The above description might not be exactly true for you (I hope it is not!), but it is a common state for many people in our culture. Most of us were not taught to deal with adversity in a healthy way, so we learned or taught ourselves how to avoid pain. As for me, as I’ve gotten older, gone through several rounds of psychotherapy, and explored many different spiritual traditions for help with dread, I have learned to work with the feelings. I’ve also helped many people deal with these same kinds of feelings. So what has worked?
I think the great Sufi poet Rumi expressed it best in his poem, The Guest House (excerpt):
The dark thought, the shame, the malice, meet them at the door laughing, and invite them in.

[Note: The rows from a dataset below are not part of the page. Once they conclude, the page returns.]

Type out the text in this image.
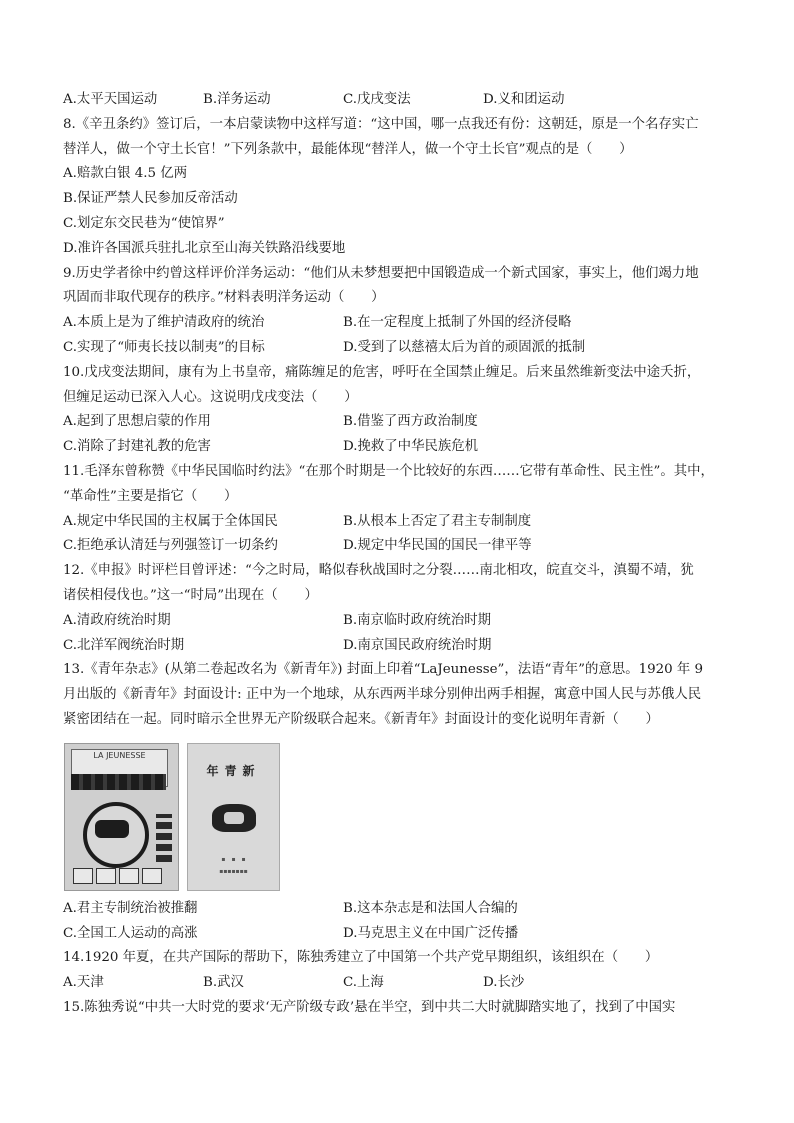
A.太平天国运动	B.洋务运动	C.戊戌变法	D.义和团运动
8.《辛丑条约》签订后，一本启蒙读物中这样写道：“这中国，哪一点我还有份：这朝廷，原是一个名存实亡
替洋人，做一个守土长官！”下列条款中，最能体现“替洋人，做一个守土长官”观点的是（　　）
A.赔款白银 4.5 亿两
B.保证严禁人民参加反帝活动
C.划定东交民巷为“使馆界”
D.准许各国派兵驻扎北京至山海关铁路沿线要地
9.历史学者徐中约曾这样评价洋务运动：“他们从未梦想要把中国锻造成一个新式国家，事实上，他们竭力地
巩固而非取代现存的秩序。”材料表明洋务运动（　　）
A.本质上是为了维护清政府的统治	B.在一定程度上抵制了外国的经济侵略
C.实现了“师夷长技以制夷”的目标	D.受到了以慈禧太后为首的顽固派的抵制
10.戊戌变法期间，康有为上书皇帝，痛陈缠足的危害，呼吁在全国禁止缠足。后来虽然维新变法中途夭折，
但缠足运动已深入人心。这说明戊戌变法（　　）
A.起到了思想启蒙的作用	B.借鉴了西方政治制度
C.消除了封建礼教的危害	D.挽救了中华民族危机
11.毛泽东曾称赞《中华民国临时约法》“在那个时期是一个比较好的东西……它带有革命性、民主性”。其中，
“革命性”主要是指它（　　）
A.规定中华民国的主权属于全体国民	B.从根本上否定了君主专制制度
C.拒绝承认清廷与列强签订一切条约	D.规定中华民国的国民一律平等
12.《申报》时评栏目曾评述：“今之时局，略似春秋战国时之分裂……南北相攻，皖直交斗，滇蜀不靖，犹
诸侯相侵伐也。”这一“时局”出现在（　　）
A.清政府统治时期	B.南京临时政府统治时期
C.北洋军阀统治时期	D.南京国民政府统治时期
13.《青年杂志》(从第二卷起改名为《新青年》) 封面上印着“LaJeunesse”，法语“青年”的意思。1920 年 9
月出版的《新青年》封面设计: 正中为一个地球，从东西两半球分别伸出两手相握，寓意中国人民与苏俄人民
紧密团结在一起。同时暗示全世界无产阶级联合起来。《新青年》封面设计的变化说明年青新（　　）
LA JEUNESSE
年青新
▪　▪　▪
▪▪▪▪▪▪▪
A.君主专制统治被推翻	B.这本杂志是和法国人合编的
C.全国工人运动的高涨	D.马克思主义在中国广泛传播
14.1920 年夏，在共产国际的帮助下，陈独秀建立了中国第一个共产党早期组织，该组织在（　　）
A.天津	B.武汉	C.上海	D.长沙
15.陈独秀说“中共一大时党的要求‘无产阶级专政’悬在半空，到中共二大时就脚踏实地了，找到了中国实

Be grateful for whoever comes, because each has been sent as a guide from beyond.
Most of us spend a lot of our time fighting this sense of dread, feeling powerless to combat it and completely at its whim. We push it away, only to find it resurfaces at just the wrong time! Once you recognize this cycle, you can simply accept this dread that is so often present instead of fighting it off. When it arrives, allow it to be there without beating yourself up. Take some deep, yogic breaths to quiet your mind a bit, and then ask yourself some questions:
- Are there any data to support this feeling of dread? Is there really anything to be afraid of in this particular circumstance?
- Even if you can clearly identify the fear, ask yourself, “What’s the worst-case scenario? Would I be OK if that happened? Would it change who I am, or would it just be a challenge?” Most of the time, when I answer these questions honestly, I realize that my fear has been exaggerated in my mind. I realize that I am capable of handling whatever happens, and that I am just afraid of what I don’t know or perhaps of pain or rejection. Once I have softened my “rigid” response, I feel less dread and can tolerate whatever still lingers (and by the way, it often does not miraculously disappear!).
- Ask yourself, “Is anything happening to me right now?” Usually the answer is no; the dread is arising from some anticipated event in the future. You can then take a few breaths and remind yourself that your monkey mind is hijacking the moment instead of allowing you to be present in this moment. I often bring my attention to sensations in my body or to something beautiful in my immediate environment that grounds me in the reality of that moment. And I quickly realize “I have nothing to fear but fear itself.”
The more I have practiced this, the more I have been able to “work with” the dread and not allow it to disable me from living fully. There are days when I have to go through the above steps many times, and yet others where I am fully engaged moment-to-moment and don’t have the “time” to dread.